Beginning this fall, Medicaid patients will be able to pick from at least four insurers, instead of being assigned to the one that had covered their ZIP code.
Puerto Rico has long capped monthly payments insurers receive for Medicaid patients regardless of how many medical services they use, a form of managed care. But the government here believes that the insurers — without their regional monopolies — will be forced to compete, offering better care and more efficient delivery. They could save money by reducing unnecessary emergency room visits or hospital stays and by negotiating discounted payment rates to providers.
The island’s government has vowed to pay private insurers extra money to care for those with expensive or chronic medical conditions. Insurers have cautiously welcomed the changes.
“I support the government on what they’re trying to do, but they didn’t price it properly,” said Dr. Richard Shinto, the president and chief executive of InnovaCare, an insurance company that sells plans in Puerto Rico.
He added, “The oversight board is fixated on cuts, but we’re never going to improve health care unless more money is put into the system.”

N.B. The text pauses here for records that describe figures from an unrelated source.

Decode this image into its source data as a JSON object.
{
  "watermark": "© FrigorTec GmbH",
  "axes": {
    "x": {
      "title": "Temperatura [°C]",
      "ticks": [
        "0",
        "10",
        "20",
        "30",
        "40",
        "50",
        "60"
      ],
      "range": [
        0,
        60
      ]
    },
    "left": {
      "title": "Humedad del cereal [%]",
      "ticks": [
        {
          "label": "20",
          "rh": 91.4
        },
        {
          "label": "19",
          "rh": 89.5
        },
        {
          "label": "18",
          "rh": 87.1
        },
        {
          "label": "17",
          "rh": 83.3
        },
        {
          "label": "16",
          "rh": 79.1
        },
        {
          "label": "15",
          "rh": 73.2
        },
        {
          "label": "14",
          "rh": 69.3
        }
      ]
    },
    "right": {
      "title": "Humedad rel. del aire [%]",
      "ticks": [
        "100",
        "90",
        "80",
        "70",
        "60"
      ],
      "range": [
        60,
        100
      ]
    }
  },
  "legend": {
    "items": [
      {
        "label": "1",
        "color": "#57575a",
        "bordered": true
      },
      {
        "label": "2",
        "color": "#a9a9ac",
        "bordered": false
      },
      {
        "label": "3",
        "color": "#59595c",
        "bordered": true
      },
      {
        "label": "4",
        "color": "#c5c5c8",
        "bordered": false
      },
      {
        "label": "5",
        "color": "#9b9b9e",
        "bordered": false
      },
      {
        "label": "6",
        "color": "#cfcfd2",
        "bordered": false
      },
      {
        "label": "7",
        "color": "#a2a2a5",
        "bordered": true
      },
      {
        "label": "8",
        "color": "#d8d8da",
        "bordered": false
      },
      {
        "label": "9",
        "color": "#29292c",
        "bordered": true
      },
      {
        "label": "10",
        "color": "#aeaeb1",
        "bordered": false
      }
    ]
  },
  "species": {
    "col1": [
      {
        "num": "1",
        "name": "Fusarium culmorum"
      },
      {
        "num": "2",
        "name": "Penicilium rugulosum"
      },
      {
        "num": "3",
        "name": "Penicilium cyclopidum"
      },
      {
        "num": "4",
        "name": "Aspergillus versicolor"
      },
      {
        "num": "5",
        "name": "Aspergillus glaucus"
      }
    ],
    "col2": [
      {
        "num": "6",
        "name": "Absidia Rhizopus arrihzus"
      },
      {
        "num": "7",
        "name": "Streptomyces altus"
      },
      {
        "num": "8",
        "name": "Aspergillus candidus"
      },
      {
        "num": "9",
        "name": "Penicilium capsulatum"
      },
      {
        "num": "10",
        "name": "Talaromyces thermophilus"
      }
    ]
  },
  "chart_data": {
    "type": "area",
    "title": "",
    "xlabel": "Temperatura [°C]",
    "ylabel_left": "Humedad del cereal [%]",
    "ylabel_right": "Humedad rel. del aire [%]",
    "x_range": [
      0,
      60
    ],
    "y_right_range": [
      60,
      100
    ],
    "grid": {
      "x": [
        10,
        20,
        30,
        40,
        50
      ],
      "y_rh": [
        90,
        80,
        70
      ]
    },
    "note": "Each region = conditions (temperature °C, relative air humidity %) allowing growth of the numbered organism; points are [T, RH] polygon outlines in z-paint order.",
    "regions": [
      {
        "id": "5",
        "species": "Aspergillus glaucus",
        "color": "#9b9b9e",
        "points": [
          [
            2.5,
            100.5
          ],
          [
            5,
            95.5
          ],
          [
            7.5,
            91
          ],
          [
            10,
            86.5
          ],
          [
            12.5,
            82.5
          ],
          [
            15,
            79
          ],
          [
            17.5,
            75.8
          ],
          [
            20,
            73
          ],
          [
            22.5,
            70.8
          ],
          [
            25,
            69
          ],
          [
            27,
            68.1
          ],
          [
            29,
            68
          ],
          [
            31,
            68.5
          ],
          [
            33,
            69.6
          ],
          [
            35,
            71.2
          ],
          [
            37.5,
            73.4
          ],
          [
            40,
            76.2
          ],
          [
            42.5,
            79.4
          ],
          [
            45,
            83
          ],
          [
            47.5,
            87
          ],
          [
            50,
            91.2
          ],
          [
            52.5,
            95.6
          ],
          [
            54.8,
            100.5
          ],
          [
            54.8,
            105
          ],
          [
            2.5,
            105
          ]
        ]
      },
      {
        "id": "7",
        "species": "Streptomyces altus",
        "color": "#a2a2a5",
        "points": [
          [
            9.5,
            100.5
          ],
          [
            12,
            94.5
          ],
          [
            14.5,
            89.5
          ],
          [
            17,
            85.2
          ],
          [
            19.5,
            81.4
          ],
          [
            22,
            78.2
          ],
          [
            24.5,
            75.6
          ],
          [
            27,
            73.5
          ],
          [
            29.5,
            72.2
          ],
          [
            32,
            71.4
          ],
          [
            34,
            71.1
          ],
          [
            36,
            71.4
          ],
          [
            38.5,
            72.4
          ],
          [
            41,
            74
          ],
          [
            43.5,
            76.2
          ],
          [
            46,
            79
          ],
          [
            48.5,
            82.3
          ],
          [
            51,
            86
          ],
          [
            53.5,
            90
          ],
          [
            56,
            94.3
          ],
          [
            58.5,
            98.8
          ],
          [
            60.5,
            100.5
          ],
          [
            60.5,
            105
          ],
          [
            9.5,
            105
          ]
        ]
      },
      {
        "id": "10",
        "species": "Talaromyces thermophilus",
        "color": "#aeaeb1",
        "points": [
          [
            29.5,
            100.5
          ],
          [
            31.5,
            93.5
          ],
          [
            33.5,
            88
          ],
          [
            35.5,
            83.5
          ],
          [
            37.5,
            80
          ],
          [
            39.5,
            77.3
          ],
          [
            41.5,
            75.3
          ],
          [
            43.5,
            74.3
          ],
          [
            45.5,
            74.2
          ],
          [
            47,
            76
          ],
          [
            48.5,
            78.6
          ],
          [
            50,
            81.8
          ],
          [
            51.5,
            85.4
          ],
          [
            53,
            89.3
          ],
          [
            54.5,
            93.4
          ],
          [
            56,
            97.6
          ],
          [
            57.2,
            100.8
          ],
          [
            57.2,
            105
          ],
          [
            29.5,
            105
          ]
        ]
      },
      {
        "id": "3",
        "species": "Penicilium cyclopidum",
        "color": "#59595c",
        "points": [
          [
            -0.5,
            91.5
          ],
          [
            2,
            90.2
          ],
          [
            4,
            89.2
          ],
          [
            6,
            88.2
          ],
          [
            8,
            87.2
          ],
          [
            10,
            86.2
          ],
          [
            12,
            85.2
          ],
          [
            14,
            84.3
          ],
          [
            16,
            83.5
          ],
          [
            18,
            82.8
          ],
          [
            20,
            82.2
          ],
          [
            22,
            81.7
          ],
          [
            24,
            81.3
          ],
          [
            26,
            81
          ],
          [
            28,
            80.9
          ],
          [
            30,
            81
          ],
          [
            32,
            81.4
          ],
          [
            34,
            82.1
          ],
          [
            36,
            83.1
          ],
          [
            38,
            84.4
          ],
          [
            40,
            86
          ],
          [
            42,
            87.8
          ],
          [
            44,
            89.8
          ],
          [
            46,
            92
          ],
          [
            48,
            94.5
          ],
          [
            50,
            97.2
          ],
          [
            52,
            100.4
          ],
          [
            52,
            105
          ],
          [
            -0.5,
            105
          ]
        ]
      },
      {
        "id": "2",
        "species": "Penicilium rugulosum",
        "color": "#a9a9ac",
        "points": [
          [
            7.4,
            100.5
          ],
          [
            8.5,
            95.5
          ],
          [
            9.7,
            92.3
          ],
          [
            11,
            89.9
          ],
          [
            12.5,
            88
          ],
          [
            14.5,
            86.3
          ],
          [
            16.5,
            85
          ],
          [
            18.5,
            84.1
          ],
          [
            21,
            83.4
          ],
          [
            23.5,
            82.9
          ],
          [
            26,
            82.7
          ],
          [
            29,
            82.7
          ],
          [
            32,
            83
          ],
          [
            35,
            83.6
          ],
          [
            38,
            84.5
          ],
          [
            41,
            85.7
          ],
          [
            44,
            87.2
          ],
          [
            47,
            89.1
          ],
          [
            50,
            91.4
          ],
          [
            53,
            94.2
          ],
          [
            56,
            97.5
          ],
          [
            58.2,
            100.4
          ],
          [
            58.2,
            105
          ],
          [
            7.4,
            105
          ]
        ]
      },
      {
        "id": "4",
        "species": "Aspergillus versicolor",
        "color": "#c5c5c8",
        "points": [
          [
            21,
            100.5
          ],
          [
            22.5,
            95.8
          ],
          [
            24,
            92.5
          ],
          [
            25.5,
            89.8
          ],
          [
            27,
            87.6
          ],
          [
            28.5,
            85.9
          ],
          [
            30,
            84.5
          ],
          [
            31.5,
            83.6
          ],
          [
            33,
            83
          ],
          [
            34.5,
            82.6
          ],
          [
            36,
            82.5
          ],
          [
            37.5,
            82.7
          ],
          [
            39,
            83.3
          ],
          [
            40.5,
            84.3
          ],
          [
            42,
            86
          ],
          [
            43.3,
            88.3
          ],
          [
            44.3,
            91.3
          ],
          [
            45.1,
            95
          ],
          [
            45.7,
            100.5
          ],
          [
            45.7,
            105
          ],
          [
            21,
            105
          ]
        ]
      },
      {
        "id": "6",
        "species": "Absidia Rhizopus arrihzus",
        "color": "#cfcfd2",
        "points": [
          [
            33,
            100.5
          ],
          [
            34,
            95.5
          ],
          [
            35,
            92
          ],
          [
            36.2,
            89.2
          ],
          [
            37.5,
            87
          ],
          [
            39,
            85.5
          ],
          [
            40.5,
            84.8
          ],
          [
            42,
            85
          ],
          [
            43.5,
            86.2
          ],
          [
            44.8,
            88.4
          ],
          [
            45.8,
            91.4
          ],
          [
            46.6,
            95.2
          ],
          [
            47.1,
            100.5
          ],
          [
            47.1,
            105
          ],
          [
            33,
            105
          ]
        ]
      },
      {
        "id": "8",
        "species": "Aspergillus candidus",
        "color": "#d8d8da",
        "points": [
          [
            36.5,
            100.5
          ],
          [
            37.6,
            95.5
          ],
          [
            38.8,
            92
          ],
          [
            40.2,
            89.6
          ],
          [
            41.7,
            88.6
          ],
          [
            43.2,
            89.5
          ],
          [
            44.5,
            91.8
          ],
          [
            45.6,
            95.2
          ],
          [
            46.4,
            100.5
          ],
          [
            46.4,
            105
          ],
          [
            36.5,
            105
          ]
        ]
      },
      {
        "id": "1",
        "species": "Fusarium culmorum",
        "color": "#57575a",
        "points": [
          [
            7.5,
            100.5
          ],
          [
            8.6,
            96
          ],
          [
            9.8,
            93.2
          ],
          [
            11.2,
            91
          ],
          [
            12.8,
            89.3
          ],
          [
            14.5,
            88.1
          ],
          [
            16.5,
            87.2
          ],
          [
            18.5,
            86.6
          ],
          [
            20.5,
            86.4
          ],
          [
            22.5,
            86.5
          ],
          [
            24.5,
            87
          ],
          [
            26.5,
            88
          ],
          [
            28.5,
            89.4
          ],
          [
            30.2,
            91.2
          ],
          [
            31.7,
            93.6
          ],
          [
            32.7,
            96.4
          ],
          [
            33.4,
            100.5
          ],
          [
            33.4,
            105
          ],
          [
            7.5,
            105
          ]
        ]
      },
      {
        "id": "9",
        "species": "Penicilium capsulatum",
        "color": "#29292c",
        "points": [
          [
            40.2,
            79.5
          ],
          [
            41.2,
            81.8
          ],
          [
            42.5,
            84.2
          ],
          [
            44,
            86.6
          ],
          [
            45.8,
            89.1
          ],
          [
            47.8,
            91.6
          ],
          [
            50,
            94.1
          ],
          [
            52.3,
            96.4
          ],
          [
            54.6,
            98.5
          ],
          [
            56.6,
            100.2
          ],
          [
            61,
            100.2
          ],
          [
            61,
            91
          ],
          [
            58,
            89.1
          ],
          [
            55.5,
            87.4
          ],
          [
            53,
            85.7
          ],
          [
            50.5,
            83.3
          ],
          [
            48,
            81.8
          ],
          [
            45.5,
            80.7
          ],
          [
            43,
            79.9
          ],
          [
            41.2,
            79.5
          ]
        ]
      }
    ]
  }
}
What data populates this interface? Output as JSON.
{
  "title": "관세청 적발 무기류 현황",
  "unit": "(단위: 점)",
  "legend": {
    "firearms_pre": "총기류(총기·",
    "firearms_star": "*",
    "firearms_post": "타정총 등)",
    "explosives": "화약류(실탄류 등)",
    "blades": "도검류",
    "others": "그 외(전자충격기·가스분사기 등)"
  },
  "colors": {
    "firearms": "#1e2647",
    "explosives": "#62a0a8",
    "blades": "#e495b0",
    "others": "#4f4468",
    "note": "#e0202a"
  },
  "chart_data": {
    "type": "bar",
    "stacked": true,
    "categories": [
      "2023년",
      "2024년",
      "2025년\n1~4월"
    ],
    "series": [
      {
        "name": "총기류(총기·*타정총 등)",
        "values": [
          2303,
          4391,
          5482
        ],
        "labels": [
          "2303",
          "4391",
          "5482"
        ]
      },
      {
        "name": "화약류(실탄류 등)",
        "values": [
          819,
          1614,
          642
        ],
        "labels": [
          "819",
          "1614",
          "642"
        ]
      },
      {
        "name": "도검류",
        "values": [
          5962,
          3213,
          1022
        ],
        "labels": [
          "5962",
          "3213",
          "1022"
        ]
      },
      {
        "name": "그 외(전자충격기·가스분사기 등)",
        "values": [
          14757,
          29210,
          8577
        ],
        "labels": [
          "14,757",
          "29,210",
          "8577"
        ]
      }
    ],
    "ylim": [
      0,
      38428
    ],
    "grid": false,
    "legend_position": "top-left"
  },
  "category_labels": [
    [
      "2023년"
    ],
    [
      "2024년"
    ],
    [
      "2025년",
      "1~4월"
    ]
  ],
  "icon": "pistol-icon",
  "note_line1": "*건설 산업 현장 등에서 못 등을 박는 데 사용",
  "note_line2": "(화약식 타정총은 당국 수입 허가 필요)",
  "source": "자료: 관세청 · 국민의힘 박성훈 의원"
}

Government health officials argue Medicaid patients, especially those outside the San Juan metropolitan area, will gain access to more specialists, who are concentrated in the capital. But the island’s clinics and hospitals fear they will be squeezed by insurers seeking to lower costs, just as they are still reeling from hurricane-related expenses.
Hospital General de Castañer spent $5,000 every five days for gasoline to power the generators at its three sites for seven months; Health Pro Med, a community health center, spent at least $2,000 a day in added expenses, including private flights to ferry doctors to the storm-battered island of Vieques.
Many experts are skeptical that managed-care companies will hire the army of social workers and nurses like Calderón needed to trudge up hillsides, knock on doors and do the tedious work that entails solving the daily problems of poverty. Viewed through a narrow lens, with an eye for cutting expenses, such problems can seem far outside the purview of medicine.
Many people displaced by the storm haven’t yet been able to return home, and that, too, can complicate health care delivery. Carmen Ramos, executive director of Redes del Sureste, a conglomerate of 22 medical groups in Puerto Rico, says 60 percent of the letters she recently sent to patients on her mailing list were returned.
“The managed-care companies need to produce revenue,” said Victoria Sale, a senior director at Camden Coalition, a pioneer of social and health programs for the chronically ill. “That’s a setup for concern.”
Bottom line? The economic overhaul doesn’t rectify Puerto Rico’s fundamental problem — it can’t sustain its Medicaid program so long as Congress treats the territory differently than it treats states.
“Next year, we will go back to Congress demanding the funding we deserve as U.S. citizens,” said Torres. But, he added, “it’s time the local government started thinking about a Plan B.”